The financial report which was prepared after the convention disclosed that ACPA membership dues were received from 180 people during 1936-37.
Esther Lloyd-Jones suggested that the ACPA program for the next two years (1937-39) should include: (1) further clarification of ACPA's role and function in college personnel work, (2) constitutional revision in line with ACPA's changing role and function, (3) continued active cooperation with ACGPA, and (4) further attempts to draw into ACPA a greater variety of college-level personnel workers.
In May 1968, she wrote about her hopes for ACPA: “I would like to see the higher education group stay with elementary, secondary and adult guidance-personnel divisions in APGA. Members of ACPA are increasingly intolerant of ASCA, NVGA, etc.

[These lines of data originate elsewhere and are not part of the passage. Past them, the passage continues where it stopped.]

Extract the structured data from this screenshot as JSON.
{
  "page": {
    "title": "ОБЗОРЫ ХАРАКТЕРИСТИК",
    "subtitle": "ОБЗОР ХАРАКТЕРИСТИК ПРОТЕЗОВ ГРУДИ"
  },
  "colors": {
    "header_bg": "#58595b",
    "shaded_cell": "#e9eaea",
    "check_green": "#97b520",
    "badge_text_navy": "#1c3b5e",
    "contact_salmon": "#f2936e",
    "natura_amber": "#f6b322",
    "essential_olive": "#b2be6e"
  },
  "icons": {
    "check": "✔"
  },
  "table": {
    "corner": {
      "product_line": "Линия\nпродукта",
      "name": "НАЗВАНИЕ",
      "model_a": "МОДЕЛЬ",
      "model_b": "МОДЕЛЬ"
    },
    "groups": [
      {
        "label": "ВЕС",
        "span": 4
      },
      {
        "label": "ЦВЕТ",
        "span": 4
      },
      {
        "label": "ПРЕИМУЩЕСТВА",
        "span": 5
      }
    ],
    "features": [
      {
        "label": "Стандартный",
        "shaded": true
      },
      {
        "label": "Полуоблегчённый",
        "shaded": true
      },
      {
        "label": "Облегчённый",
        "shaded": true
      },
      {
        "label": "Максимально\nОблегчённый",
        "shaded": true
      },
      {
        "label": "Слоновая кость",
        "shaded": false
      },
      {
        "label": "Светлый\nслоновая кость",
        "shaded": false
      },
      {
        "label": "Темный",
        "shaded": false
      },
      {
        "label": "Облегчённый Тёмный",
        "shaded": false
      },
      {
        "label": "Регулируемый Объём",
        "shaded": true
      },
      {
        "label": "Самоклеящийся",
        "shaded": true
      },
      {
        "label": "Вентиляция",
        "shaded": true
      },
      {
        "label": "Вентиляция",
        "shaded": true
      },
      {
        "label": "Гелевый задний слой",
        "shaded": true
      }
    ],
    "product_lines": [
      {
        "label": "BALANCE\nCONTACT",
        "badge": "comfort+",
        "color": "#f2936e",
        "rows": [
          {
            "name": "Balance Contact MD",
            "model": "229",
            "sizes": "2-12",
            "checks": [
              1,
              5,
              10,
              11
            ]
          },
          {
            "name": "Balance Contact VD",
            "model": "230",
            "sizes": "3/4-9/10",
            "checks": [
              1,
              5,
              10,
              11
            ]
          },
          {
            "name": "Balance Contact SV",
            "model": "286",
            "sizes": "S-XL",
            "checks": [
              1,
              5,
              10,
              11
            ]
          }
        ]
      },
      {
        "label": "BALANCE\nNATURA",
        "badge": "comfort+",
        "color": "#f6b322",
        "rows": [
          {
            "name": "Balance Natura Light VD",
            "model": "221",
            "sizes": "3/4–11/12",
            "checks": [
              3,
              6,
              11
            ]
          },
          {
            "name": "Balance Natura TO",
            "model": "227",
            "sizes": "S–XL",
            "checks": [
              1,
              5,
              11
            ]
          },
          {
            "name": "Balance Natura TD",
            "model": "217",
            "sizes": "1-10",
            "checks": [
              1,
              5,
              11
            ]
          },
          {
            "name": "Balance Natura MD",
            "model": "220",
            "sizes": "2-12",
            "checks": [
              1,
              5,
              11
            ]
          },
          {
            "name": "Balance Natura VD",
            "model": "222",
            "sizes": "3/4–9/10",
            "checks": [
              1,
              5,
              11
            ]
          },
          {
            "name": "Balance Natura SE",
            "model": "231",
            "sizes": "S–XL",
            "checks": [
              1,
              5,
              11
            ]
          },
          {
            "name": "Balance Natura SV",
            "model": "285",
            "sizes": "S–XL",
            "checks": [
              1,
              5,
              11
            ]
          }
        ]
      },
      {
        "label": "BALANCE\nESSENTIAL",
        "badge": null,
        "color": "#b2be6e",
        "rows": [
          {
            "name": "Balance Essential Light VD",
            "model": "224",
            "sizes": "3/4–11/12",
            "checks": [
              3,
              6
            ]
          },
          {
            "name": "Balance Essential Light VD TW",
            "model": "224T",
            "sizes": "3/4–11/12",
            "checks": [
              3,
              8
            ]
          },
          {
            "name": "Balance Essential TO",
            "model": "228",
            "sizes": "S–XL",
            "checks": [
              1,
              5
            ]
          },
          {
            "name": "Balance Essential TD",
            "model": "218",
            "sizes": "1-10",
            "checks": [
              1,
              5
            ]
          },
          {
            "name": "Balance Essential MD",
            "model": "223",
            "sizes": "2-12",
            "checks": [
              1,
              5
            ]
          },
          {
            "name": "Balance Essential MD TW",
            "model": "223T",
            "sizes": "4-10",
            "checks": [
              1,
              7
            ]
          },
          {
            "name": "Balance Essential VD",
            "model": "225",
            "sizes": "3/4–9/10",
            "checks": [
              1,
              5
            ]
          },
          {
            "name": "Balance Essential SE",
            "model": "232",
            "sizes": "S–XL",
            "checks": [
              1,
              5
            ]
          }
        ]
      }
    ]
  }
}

They tend more and more to concentrate on the institutional level exclusively and lose the developmental point of view.”
She is the recipient of many honors and awards for her professional achievements and community services. In Atlanta (1975) at the request of ACPA President Harold Grant, one of her former students at TC, she spoke on behalf of all the ACPA past-presidents at the opening Banquet, which celebrated completion of the association's first 50 years. At the ACPA Luncheon during the national ACPA convention at Denver (1977), President Anne Pruitt presented her the Outstanding Professional Service Award and a cash amount given in her name to the Pratt Institute in Brooklyn, New York, where she had been a Trustee.

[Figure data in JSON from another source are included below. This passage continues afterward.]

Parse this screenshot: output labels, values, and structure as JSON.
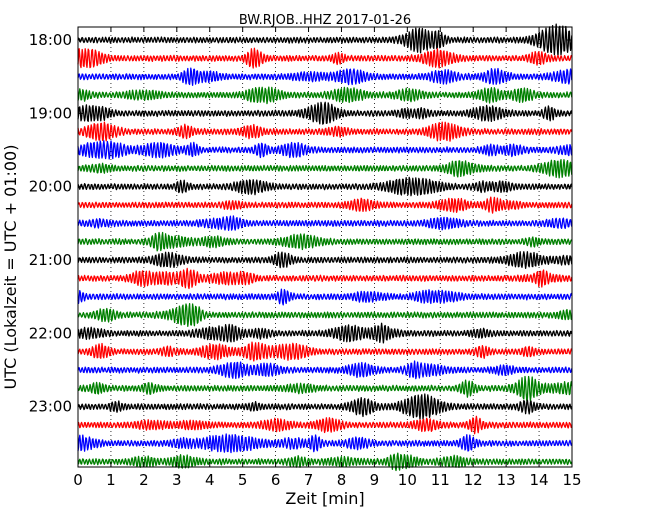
{
  "chart_data": {
    "type": "line",
    "title": "BW.RJOB..HHZ 2017-01-26",
    "xlabel": "Zeit  [min]",
    "ylabel": "UTC (Lokalzeit = UTC + 01:00)",
    "xlim": [
      0,
      15
    ],
    "x_ticks": [
      "0",
      "1",
      "2",
      "3",
      "4",
      "5",
      "6",
      "7",
      "8",
      "9",
      "10",
      "11",
      "12",
      "13",
      "14",
      "15"
    ],
    "y_ticks": [
      "18:00",
      "19:00",
      "20:00",
      "21:00",
      "22:00",
      "23:00"
    ],
    "grid": "vertical dotted lines at each minute",
    "legend": "none",
    "trace_colors": [
      "#000000",
      "#ff0000",
      "#0000ff",
      "#008000"
    ],
    "trace_interval_min": 15,
    "trace_count": 24,
    "first_trace": "18:00"
  }
}
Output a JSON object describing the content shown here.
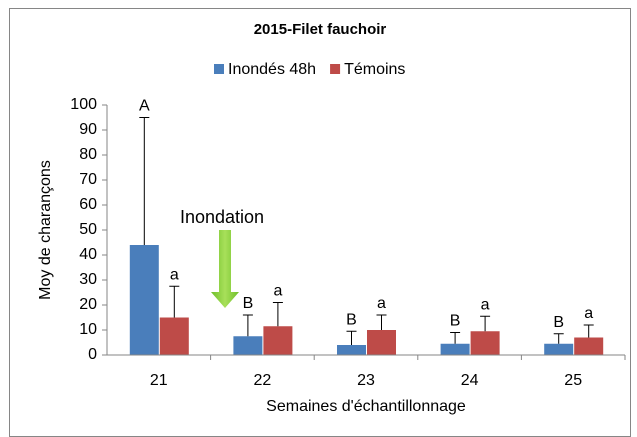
{
  "chart_data": {
    "type": "bar",
    "title": "2015-Filet fauchoir",
    "xlabel": "Semaines d'échantillonnage",
    "ylabel": "Moy de charançons",
    "annotation": "Inondation",
    "categories": [
      "21",
      "22",
      "23",
      "24",
      "25"
    ],
    "series": [
      {
        "name": "Inondés 48h",
        "color": "#4a7ebb",
        "values": [
          44,
          7.5,
          4,
          4.5,
          4.5
        ],
        "errors": [
          51,
          8.5,
          5.5,
          4.5,
          4
        ],
        "labels": [
          "A",
          "B",
          "B",
          "B",
          "B"
        ]
      },
      {
        "name": "Témoins",
        "color": "#be4b48",
        "values": [
          15,
          11.5,
          10,
          9.5,
          7
        ],
        "errors": [
          12.5,
          9.5,
          6,
          6,
          5
        ],
        "labels": [
          "a",
          "a",
          "a",
          "a",
          "a"
        ]
      }
    ],
    "ylim": [
      0,
      100
    ],
    "yticks": [
      0,
      10,
      20,
      30,
      40,
      50,
      60,
      70,
      80,
      90,
      100
    ],
    "grid": false,
    "legend": "top"
  }
}
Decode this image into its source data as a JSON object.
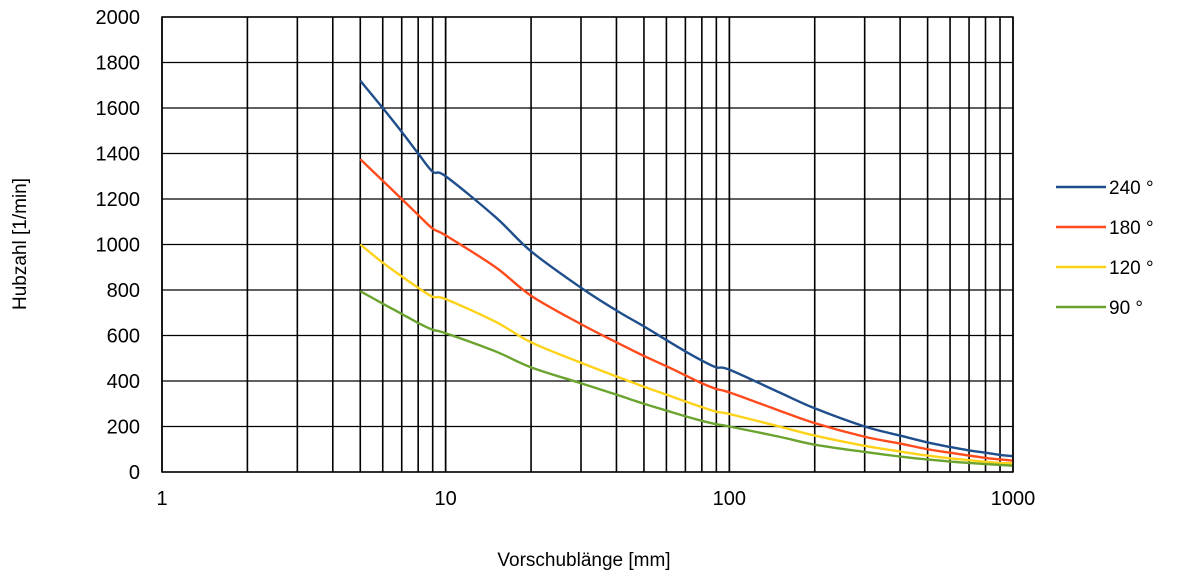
{
  "chart_data": {
    "type": "line",
    "title": "",
    "xlabel": "Vorschublänge [mm]",
    "ylabel": "Hubzahl [1/min]",
    "x_scale": "log",
    "xlim": [
      1,
      1000
    ],
    "ylim": [
      0,
      2000
    ],
    "x_ticks": [
      "1",
      "10",
      "100",
      "1000"
    ],
    "y_ticks": [
      "0",
      "200",
      "400",
      "600",
      "800",
      "1000",
      "1200",
      "1400",
      "1600",
      "1800",
      "2000"
    ],
    "grid": {
      "vertical_minor": true,
      "horizontal": true
    },
    "legend_position": "right",
    "x": [
      5,
      6,
      7,
      8,
      9,
      10,
      15,
      20,
      30,
      40,
      50,
      60,
      70,
      80,
      90,
      100,
      150,
      200,
      300,
      400,
      500,
      600,
      700,
      800,
      900,
      1000
    ],
    "series": [
      {
        "name": "240 °",
        "color": "#1f4e8c",
        "values": [
          1720,
          1600,
          1495,
          1400,
          1320,
          1300,
          1120,
          970,
          810,
          710,
          640,
          580,
          530,
          490,
          460,
          450,
          350,
          280,
          200,
          160,
          130,
          110,
          95,
          85,
          75,
          70
        ]
      },
      {
        "name": "180 °",
        "color": "#ff4a1c",
        "values": [
          1375,
          1280,
          1200,
          1130,
          1070,
          1040,
          900,
          775,
          650,
          570,
          510,
          465,
          425,
          390,
          365,
          350,
          270,
          215,
          155,
          125,
          100,
          85,
          72,
          62,
          55,
          50
        ]
      },
      {
        "name": "120 °",
        "color": "#ffd21a",
        "values": [
          1000,
          920,
          860,
          810,
          770,
          760,
          660,
          570,
          480,
          420,
          375,
          340,
          310,
          285,
          265,
          255,
          200,
          160,
          115,
          90,
          72,
          60,
          52,
          45,
          40,
          38
        ]
      },
      {
        "name": "90 °",
        "color": "#6aa32e",
        "values": [
          795,
          740,
          695,
          655,
          625,
          610,
          530,
          460,
          390,
          340,
          300,
          270,
          245,
          225,
          210,
          200,
          155,
          120,
          88,
          68,
          55,
          46,
          40,
          35,
          31,
          28
        ]
      }
    ]
  }
}
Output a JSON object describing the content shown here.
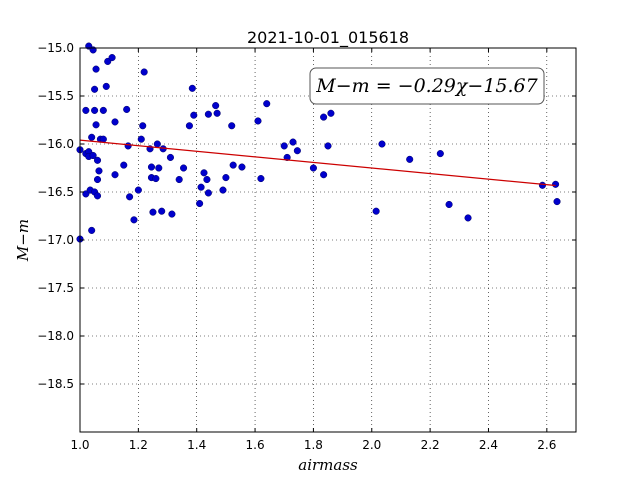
{
  "chart_data": {
    "type": "scatter",
    "title": "2021-10-01_015618",
    "xlabel": "airmass",
    "ylabel": "M−m",
    "xlim": [
      1.0,
      2.7
    ],
    "ylim": [
      -19.0,
      -15.0
    ],
    "y_inverted": true,
    "xticks": [
      "1.0",
      "1.2",
      "1.4",
      "1.6",
      "1.8",
      "2.0",
      "2.2",
      "2.4",
      "2.6"
    ],
    "yticks": [
      "−15.0",
      "−15.5",
      "−16.0",
      "−16.5",
      "−17.0",
      "−17.5",
      "−18.0",
      "−18.5"
    ],
    "grid": true,
    "point_color": "#0000cc",
    "fit_color": "#cc0000",
    "annotation": "M−m = −0.29χ−15.67",
    "fit": {
      "slope": -0.29,
      "intercept": -15.67,
      "x_range": [
        1.0,
        2.63
      ]
    },
    "points": [
      [
        1.0,
        -16.06
      ],
      [
        1.0,
        -16.99
      ],
      [
        1.02,
        -15.65
      ],
      [
        1.02,
        -16.1
      ],
      [
        1.02,
        -16.52
      ],
      [
        1.03,
        -14.98
      ],
      [
        1.03,
        -16.08
      ],
      [
        1.03,
        -16.13
      ],
      [
        1.035,
        -16.48
      ],
      [
        1.04,
        -15.93
      ],
      [
        1.04,
        -16.9
      ],
      [
        1.045,
        -15.02
      ],
      [
        1.045,
        -16.12
      ],
      [
        1.05,
        -16.5
      ],
      [
        1.05,
        -15.43
      ],
      [
        1.05,
        -15.65
      ],
      [
        1.055,
        -15.8
      ],
      [
        1.055,
        -15.22
      ],
      [
        1.06,
        -16.17
      ],
      [
        1.06,
        -16.37
      ],
      [
        1.06,
        -16.54
      ],
      [
        1.065,
        -16.28
      ],
      [
        1.07,
        -15.95
      ],
      [
        1.08,
        -15.65
      ],
      [
        1.08,
        -15.95
      ],
      [
        1.09,
        -15.4
      ],
      [
        1.095,
        -15.14
      ],
      [
        1.11,
        -15.1
      ],
      [
        1.12,
        -15.77
      ],
      [
        1.12,
        -16.32
      ],
      [
        1.15,
        -16.22
      ],
      [
        1.16,
        -15.64
      ],
      [
        1.165,
        -16.02
      ],
      [
        1.17,
        -16.55
      ],
      [
        1.185,
        -16.79
      ],
      [
        1.2,
        -16.48
      ],
      [
        1.21,
        -15.95
      ],
      [
        1.215,
        -15.81
      ],
      [
        1.22,
        -15.25
      ],
      [
        1.24,
        -16.05
      ],
      [
        1.245,
        -16.24
      ],
      [
        1.245,
        -16.35
      ],
      [
        1.25,
        -16.71
      ],
      [
        1.26,
        -16.36
      ],
      [
        1.265,
        -16.0
      ],
      [
        1.27,
        -16.25
      ],
      [
        1.28,
        -16.7
      ],
      [
        1.285,
        -16.05
      ],
      [
        1.31,
        -16.14
      ],
      [
        1.315,
        -16.73
      ],
      [
        1.34,
        -16.37
      ],
      [
        1.355,
        -16.25
      ],
      [
        1.375,
        -15.81
      ],
      [
        1.385,
        -15.42
      ],
      [
        1.39,
        -15.7
      ],
      [
        1.41,
        -16.62
      ],
      [
        1.415,
        -16.45
      ],
      [
        1.425,
        -16.3
      ],
      [
        1.435,
        -16.37
      ],
      [
        1.44,
        -16.51
      ],
      [
        1.44,
        -15.69
      ],
      [
        1.465,
        -15.6
      ],
      [
        1.47,
        -15.68
      ],
      [
        1.49,
        -16.48
      ],
      [
        1.5,
        -16.35
      ],
      [
        1.52,
        -15.81
      ],
      [
        1.525,
        -16.22
      ],
      [
        1.555,
        -16.24
      ],
      [
        1.61,
        -15.76
      ],
      [
        1.62,
        -16.36
      ],
      [
        1.64,
        -15.58
      ],
      [
        1.7,
        -16.02
      ],
      [
        1.71,
        -16.14
      ],
      [
        1.73,
        -15.98
      ],
      [
        1.745,
        -16.07
      ],
      [
        1.8,
        -16.25
      ],
      [
        1.835,
        -16.32
      ],
      [
        1.835,
        -15.72
      ],
      [
        1.85,
        -16.02
      ],
      [
        1.86,
        -15.68
      ],
      [
        2.015,
        -16.7
      ],
      [
        2.035,
        -16.0
      ],
      [
        2.13,
        -16.16
      ],
      [
        2.235,
        -16.1
      ],
      [
        2.265,
        -16.63
      ],
      [
        2.33,
        -16.77
      ],
      [
        2.585,
        -16.43
      ],
      [
        2.63,
        -16.42
      ],
      [
        2.635,
        -16.6
      ]
    ]
  }
}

An Esther Lloyd-Jones Symposium: The Role of Education in the Teaching of Values was conducted in her honor at The University of Georgia Center for Continuing Education during June 6-8, 1979. The conference was a tribute to her as mentor and an influence for many of the administrators, teachers, and counselors in schools and colleges across the country. Also, the meeting acknowledged her commitments to values and questions having to do with values education, areas in which she had done considerable research and writing.
A guest at the 1987 joint ACPA/NASPA national convention in Chicago, she was introduced at the opening general session on Sunday evening, March 15 as a member of the group who, as co-author with W.H. Cowley, wrote the statement on the "Student Personnel Point of View." She and Cowley wrote that brochure as one of several brochures written by members of the Committee on Student Personnel Work of the American Council on Education which published them all in 1937. But special authors were not designated. She prepared an article titled "Changes in Student Behavior and Changes in the Student Personnel Profession" published in the program booklet received by all the registrants who attended the 1987 convention. On Monday, March 16, she was speaker on an Invited program entitled Historical Perspectives on the Student Personnel Point of View. At the national convention in Miami (1988) a videotape, available for sale by ACPA entitled Esther Lloyd-Jones: Perspectives on the Student Personnel Point of View 1937-87, was shown by Dennis Roberts, an ACPA past-president.
A key figure in building the guidance and student personnel field in the United States, she was the author, co-author, or co-editor of 18 books and numerous articles. Among the seven honorary doctorates she received was a Doctor of Laws degree (1955) from Elmira College and a Doctor of Science in Education degree (1961) from Boston University. She died on November 25, 1991 at her home in Millbrook, NY when she was 90 years old. She was survived by a son, Donald J. of Stamford, Conn.; four grandchildren, and one great-grandchild.
An article honoring Esther McDonald Lloyd-Jones was published in ACPA Developments in January 1992.